As with every optimization the downstream effects are probably
bigger than what we can locally estimate.
Bootstrapped and tested on x86_64-unknown-linux-gnu.
Any comments?
Thanks,
Richard.
    PR tree-optimization/110963
    * tree-ssa-pre.cc (do_pre_regular_insertion): Also insert
    a PHI node when the expression is available on all edges
    and we insert at most one copy from a constant.
    * gcc.dg/tree-ssa/ssa-pre-34.c: New testcase.
The other thing in this space is to extend it to the case where multiple phi 
args have the same constant.  My recollection is we had some bits in the 
out-of-ssa code to factor those into a single path -- if that still works in 
the more modern expansion approach, the it'd likely be a win to support as well.

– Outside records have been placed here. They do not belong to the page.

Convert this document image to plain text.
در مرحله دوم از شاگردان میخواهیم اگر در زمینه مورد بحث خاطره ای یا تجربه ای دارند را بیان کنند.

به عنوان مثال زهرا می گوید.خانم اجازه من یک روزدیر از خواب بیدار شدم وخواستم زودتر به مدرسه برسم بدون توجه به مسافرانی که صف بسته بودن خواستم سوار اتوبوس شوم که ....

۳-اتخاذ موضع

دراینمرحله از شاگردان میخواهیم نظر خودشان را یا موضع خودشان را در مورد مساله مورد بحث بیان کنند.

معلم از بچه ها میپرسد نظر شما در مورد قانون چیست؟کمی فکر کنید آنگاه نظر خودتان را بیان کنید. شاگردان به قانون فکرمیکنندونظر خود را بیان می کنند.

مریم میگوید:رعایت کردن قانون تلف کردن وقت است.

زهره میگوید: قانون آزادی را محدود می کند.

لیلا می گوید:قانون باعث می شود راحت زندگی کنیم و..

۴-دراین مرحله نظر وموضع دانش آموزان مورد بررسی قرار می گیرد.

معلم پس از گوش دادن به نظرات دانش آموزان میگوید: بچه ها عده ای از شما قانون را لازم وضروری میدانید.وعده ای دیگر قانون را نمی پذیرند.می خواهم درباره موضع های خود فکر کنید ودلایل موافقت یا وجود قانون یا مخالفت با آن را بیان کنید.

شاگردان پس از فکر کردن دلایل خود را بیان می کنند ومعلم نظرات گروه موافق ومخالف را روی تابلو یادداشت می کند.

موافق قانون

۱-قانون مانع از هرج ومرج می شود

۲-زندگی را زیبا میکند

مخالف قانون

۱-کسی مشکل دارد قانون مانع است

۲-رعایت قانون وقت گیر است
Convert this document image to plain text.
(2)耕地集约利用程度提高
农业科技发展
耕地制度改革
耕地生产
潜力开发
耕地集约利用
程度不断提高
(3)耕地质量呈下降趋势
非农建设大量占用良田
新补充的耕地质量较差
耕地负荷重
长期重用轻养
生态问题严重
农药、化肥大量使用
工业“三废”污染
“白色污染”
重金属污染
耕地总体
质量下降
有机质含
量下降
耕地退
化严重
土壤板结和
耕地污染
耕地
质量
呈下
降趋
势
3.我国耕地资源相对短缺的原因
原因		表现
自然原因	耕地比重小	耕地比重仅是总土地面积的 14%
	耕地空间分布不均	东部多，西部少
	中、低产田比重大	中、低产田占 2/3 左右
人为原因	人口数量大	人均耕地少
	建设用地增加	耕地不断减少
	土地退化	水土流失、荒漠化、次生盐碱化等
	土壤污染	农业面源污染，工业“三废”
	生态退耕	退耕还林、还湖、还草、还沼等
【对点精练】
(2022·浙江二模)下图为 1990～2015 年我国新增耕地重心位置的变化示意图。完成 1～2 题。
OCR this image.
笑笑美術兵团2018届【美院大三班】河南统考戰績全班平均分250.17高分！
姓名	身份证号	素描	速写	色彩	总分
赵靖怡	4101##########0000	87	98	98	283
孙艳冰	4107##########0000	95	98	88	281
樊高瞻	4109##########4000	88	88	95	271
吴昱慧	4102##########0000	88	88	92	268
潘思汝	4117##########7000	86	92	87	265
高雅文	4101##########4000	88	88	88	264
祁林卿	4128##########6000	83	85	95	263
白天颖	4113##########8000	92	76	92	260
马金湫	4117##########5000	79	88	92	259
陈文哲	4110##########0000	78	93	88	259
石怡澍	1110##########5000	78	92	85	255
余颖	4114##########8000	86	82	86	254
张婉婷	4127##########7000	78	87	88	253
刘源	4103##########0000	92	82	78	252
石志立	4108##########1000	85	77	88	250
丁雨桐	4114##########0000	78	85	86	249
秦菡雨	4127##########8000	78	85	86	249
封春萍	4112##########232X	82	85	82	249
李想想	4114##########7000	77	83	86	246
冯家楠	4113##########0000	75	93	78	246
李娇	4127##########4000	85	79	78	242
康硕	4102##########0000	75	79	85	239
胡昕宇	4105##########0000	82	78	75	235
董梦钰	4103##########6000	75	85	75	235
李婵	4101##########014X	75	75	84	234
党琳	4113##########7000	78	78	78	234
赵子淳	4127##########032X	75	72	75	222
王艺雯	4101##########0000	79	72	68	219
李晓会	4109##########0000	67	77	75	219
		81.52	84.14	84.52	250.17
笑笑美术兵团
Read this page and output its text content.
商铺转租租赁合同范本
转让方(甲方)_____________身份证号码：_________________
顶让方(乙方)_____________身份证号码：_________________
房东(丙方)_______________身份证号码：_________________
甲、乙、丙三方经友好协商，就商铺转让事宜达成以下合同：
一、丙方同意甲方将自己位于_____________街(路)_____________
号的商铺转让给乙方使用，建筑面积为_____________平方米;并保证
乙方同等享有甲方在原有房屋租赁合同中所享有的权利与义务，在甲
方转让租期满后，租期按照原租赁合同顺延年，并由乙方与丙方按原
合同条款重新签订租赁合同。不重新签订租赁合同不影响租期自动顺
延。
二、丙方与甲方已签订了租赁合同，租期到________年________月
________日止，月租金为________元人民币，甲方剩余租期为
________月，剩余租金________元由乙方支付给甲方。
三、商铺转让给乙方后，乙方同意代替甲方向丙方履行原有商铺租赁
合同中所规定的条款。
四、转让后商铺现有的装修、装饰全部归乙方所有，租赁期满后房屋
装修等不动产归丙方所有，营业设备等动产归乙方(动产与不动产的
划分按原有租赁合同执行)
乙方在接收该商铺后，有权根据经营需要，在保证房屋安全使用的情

Yes, though it comes at the cost of another branch, no?  The other thing to 
consider is that undoing the transform is much more difficult for constants, we 
usually have no idea what expression to re-materialize for it.
For this specific test, I don't think so.  But in general I'm less sure.

Yea, undoing is much more difficult for constants.